Shinichiro Watanabe’s signature anime style is on display in Blade Runner Blackout 2022.

Well that was quick.

Earlier this month we found out that Shinichiro Watanabe, the anime director behind Cowboy Bebop, Samurai Champloo, and Space Dandy, was working on an anime that would help bridge the narrative gap between the original Blade Runner and its upcoming sequel, Blade Runner 2049. Now, not quite two weeks later, the short, titled Blade Runner Black Out 2022, is finished and free-to-watch in YouTube.

As indicated by its title, the anime takes place in 2022, three years after the events of the first Blade Runner. It opens with on-screen text explaining that a new type of Replicant (the Blade Runner franchise’s human-like sentient machines) has been introduced, but that that there’s also been a growing backlash against them, with human supremacists using the Replicant Registration database to track down and exterminate Replicants.

This brings us to Trixie, a sex worker Replicant who’s being confronted by three armed men in a dark, rainy alleyway.
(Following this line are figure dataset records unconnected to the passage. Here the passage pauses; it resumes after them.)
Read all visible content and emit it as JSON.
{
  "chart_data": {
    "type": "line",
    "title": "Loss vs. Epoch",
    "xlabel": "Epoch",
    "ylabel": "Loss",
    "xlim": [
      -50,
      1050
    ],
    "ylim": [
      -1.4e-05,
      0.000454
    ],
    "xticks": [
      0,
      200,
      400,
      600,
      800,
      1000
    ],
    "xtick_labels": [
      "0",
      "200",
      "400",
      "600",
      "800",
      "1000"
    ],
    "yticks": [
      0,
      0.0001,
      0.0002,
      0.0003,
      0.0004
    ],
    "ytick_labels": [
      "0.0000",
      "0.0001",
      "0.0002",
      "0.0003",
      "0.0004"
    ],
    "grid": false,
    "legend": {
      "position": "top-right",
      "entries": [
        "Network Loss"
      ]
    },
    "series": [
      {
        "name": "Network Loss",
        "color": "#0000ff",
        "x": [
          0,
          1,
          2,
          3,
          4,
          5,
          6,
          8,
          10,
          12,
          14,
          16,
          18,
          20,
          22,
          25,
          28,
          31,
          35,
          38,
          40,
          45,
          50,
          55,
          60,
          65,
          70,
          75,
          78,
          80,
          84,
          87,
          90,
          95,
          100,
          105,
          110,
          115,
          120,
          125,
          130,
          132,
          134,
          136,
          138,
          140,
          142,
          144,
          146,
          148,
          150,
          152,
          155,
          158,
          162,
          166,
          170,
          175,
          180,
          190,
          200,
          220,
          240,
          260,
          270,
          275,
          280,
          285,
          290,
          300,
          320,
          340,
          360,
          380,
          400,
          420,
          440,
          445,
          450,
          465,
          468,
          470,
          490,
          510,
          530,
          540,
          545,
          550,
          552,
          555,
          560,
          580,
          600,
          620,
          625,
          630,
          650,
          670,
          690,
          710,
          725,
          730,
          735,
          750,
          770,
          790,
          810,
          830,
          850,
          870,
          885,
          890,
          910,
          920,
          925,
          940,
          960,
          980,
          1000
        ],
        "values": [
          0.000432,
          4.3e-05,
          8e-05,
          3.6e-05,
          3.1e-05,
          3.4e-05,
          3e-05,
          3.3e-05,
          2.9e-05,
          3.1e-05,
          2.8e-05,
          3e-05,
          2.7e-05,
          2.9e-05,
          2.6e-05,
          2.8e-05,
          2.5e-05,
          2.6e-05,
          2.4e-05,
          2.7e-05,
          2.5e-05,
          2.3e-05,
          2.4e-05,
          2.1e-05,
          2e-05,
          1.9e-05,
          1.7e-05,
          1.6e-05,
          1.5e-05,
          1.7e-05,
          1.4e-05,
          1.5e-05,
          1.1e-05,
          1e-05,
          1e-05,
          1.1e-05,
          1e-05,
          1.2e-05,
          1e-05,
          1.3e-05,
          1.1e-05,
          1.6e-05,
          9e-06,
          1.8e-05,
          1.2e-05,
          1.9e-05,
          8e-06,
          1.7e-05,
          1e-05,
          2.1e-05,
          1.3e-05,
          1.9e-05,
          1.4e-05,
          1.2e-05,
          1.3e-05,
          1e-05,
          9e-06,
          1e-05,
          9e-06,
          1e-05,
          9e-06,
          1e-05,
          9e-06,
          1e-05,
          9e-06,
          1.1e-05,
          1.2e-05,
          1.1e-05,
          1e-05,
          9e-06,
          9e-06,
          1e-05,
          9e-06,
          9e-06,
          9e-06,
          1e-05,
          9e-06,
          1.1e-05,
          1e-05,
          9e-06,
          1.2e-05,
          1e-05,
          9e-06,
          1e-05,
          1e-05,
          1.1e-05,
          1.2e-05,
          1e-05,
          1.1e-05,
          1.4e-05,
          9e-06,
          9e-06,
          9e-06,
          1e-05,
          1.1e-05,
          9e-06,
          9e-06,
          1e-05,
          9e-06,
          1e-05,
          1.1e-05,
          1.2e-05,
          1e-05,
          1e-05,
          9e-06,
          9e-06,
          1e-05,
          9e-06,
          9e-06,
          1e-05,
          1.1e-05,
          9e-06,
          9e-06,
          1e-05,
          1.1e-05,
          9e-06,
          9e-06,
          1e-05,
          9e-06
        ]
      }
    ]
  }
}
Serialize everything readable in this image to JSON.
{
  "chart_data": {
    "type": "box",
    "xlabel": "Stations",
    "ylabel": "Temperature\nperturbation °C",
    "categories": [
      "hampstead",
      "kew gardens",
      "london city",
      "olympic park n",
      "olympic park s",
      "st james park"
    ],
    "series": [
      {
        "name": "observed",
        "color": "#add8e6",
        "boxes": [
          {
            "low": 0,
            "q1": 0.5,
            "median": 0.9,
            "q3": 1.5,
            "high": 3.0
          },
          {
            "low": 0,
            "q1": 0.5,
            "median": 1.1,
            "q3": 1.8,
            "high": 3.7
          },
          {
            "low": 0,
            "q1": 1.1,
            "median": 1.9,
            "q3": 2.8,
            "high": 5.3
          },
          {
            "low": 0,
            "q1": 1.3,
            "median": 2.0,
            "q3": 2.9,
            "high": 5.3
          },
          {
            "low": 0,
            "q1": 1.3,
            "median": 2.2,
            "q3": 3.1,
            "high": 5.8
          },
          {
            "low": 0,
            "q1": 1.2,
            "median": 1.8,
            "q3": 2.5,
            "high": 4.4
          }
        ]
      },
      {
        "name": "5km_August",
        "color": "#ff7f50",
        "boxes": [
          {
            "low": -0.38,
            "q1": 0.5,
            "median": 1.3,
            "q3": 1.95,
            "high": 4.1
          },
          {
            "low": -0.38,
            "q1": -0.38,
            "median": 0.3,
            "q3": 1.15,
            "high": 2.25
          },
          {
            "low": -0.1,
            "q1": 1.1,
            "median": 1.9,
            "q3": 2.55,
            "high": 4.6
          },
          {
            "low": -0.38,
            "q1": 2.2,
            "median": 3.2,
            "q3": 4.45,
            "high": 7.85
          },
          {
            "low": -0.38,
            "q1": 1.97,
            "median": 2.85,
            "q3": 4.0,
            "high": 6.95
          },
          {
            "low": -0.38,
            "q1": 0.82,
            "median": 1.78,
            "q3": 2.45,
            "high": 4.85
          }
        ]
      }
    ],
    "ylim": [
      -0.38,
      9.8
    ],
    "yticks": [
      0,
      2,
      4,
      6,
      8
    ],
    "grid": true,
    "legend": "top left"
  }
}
Before she becomes the victim of their violent and carnal urges, however, she’s rescued by Iggy, an escaped military-use Replicant, who dispatches her antagonists in a very messy way.

Following this chance encounter, Trixie decides to throw her lot in with a plot by Iggy and his comrades to destroy the Replicant Registration data centers and launch an EMP attack against humanity, as part of a ploy to allow Replicants to fully blend in with the human population. The opportunity gels neatly with Trixie’s recent remunerations on the nature of her existence, as she’s come to question whether she’s anything more to her than just a doll with consciousness, if it’s possible for her to become human, and what happens to Replicants when they “die.”

When the time comes for the attack, Trixie shows off some impressive combat skills, considering that up until the events of the video she’s been essentially just a robot prostitute. But Watanabe only has so much time to work with, and wisely decided that rather than spend precious minutes showing how Trixie became such a capable combatant, audiences would be more satisfied if that time was used to show her turning a truck’s side-view mirror into a deadly weapon and using martial arts to defeat gun-wielding opponents in close quarters.

The fight choreography is heavily reminiscent of Watanabe’s work in Cowboy Bebop, with a rhythm to the strikes and a palpable weight as they hit the target. Speaking of rhythm, while there’s none of the full-blown jazz of Bebop or Watanabe’s 2012 TV series Kids on the Slope, there is a jazzy beat to much of the music’s percussion arrangement.

At times, though, Blade Runner Black Out 2022 also seems to take influences from other anime creators. A scene of Iggy and Trixie driving down a highway at night, with their faces intermittently illuminate by the streetlight, feels a bit like a similar sequence in director Mamoru Oshii’s Patlabor 2, and some of the abstract art in flashbacks brings to mind Final Fantasy character designer Yoshitaka Amano’s intricate line work.

At roughly 15 minutes in length, Blade Runner Black Out 2022 is generously long for a free-to-watch anime from one of the industry’s most respected creators. The Japanese-dialogue version above, released through Sony Pictures Japan’s official YouTube channel, sadly lacks subtitles. However, an English-dialogue version is not only mentioned in the credits, but is already complete, with a leaked version briefly uploaded to YouTube before being taken down following a complaint from U.S.-based anime streaming service Crunchyroll. That would suggest that Blade Runner Black Out 2022 will be available for viewing on Crunchyroll in the near future, likely before Blade Runner 2049’s October 3 world premiere in Los Angeles.